Verbreitet in Landwirtschaft

Wohnrechte sind bekanntlich in der Landwirtschaft nicht selten: Wenn beispielsweise der Sohn den Betrieb übernimmt, wird der abtretenden Generation auf dem Hof häufig ein Wohnrecht gewährt, oft unentgeltlich und lebenslänglich. Der Vater als Wohnrechtsnehmer hat allerdings den Mietwert dieses Rechts jährlich zu versteuern.Ein betroffener Wohnrechtsgeber hat nun die Rechnung der AHV für sein selbstständiges Einkommen nicht akzeptiert, und zog damit bis vor Gericht. Der Beschwerdeführer argumentierte, dass ihm ja kein Ertrag aus der wohnrechtsbelasteten Liegenschaft zufliesse und ihm auch kein Nutzungsrecht zustehe.

Beitrag aufgrund Meldung

Das Gericht erklärte in der umfassenden Urteilsbegründung, dass in der Tat alle Einkünfte von Selbstständigerwerbenden, auch Erträge von Vermögensbestandteilen wie Mieterträge, zu versteuern sind. Und die AHV-Stellen hätten die Prämien aufgrund der von den Steuerbehörden gemeldeten Einkommen zu bemessen. Das bestätigt auch Lorenz Ruppen, Bereichsleiter Beiträge bei der Luzerner Ausgleichskasse. «Die erzielten Einkommen und die gewährten Abzüge werden uns nicht im Detail ausgewiesen. Die Ausgleichskassen können somit nicht erkennen, dass ein Wohnrecht zu Unrecht im ermittelten Einkommen der Landwirte enthalten ist.»

Keine Doppelbesteuerung

Das Gericht verweist auf das Luzerner Steuerbuch, wonach es für Wohnrechtsgeber prasxisüblich sei, dass der Wohnrechtsertrag als Einkommen deklariert wird. Anderseits könne dieser unter Abzüge bei den Ziffern 256/ 258 als Wohnrechtslast wieder abgezogen werden, und sei so steuerneutral.

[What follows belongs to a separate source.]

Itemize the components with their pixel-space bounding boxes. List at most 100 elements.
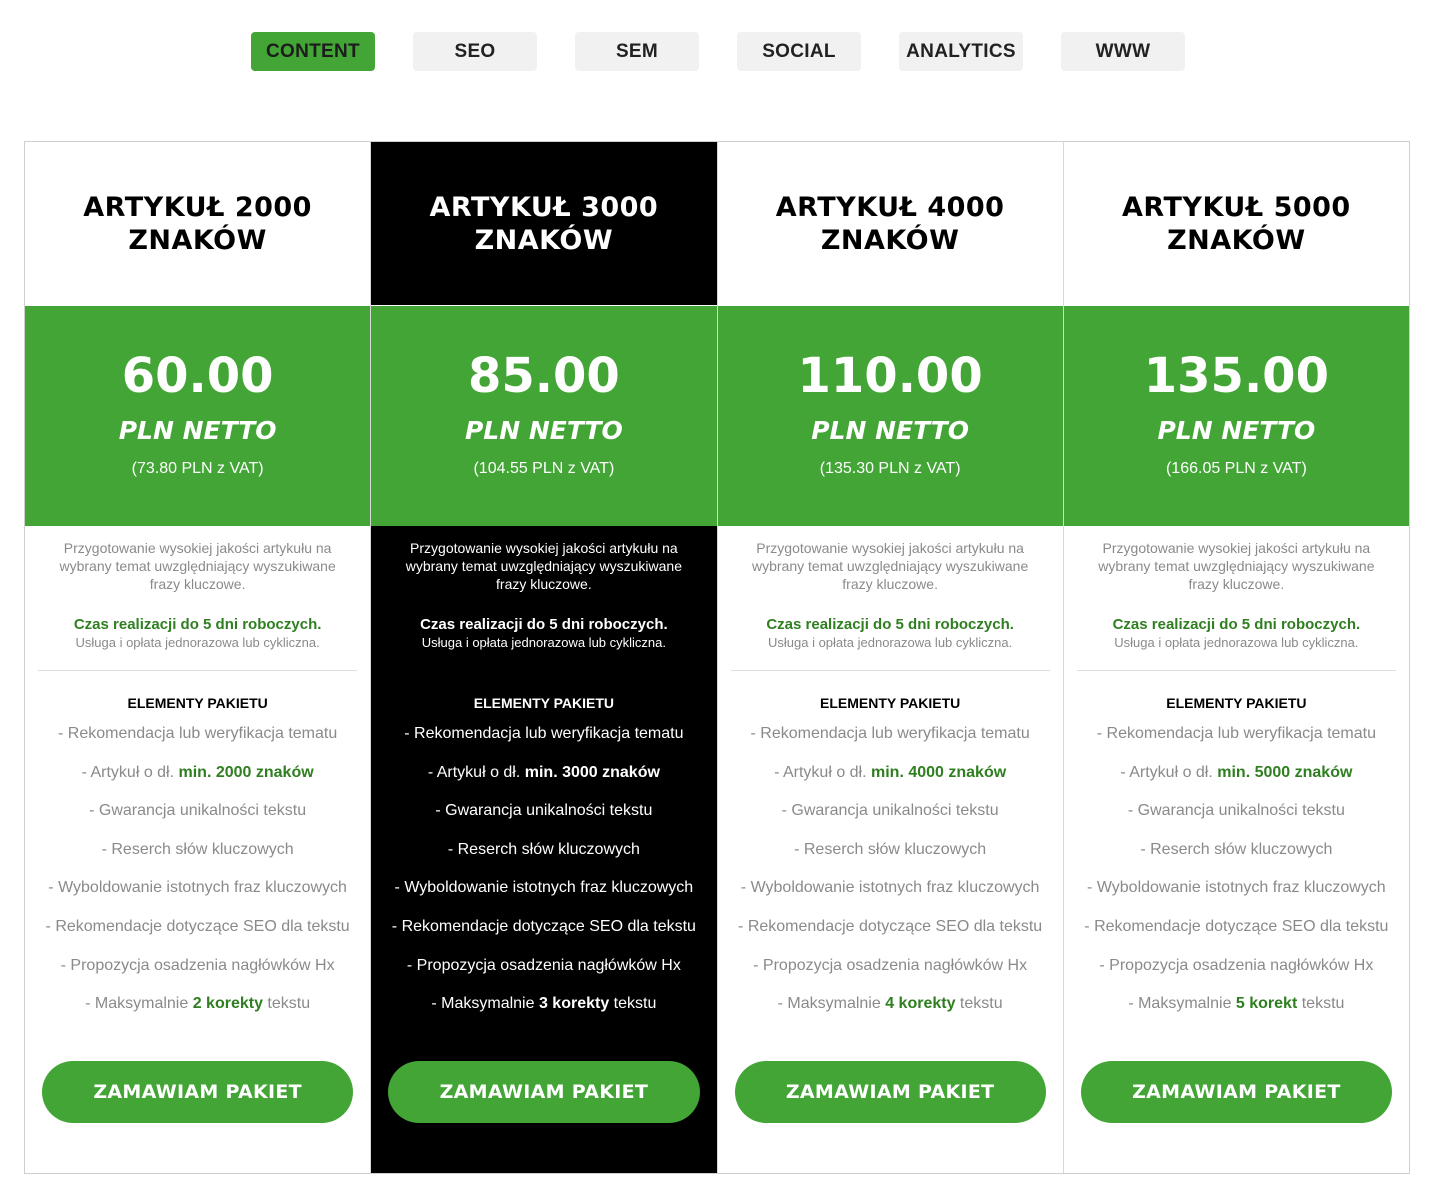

Hingegen hätten die Nutzniesser des Wohnrechts dieses zu versteuern. Wenn die Rechte beide zu versteuern hätten, wäre dies eine unzulässige Doppel-besteuerung. Das für die AHV-Prämienrechnung gemeldete steuerbare Einkommen sei somit entsprechend zu reduzieren um den Nutzungswert des Wohnrechts. Das Gericht befand somit, dass der Beschwerdeführer für den Nutzungswert des Wohnrechts von über 30 000 Franken nicht AHV-beitragspflichtig ist. Die Beschwerde wurde gutgeheissen, die Ausgleichskasse musste die Beiträge neu festsetzen.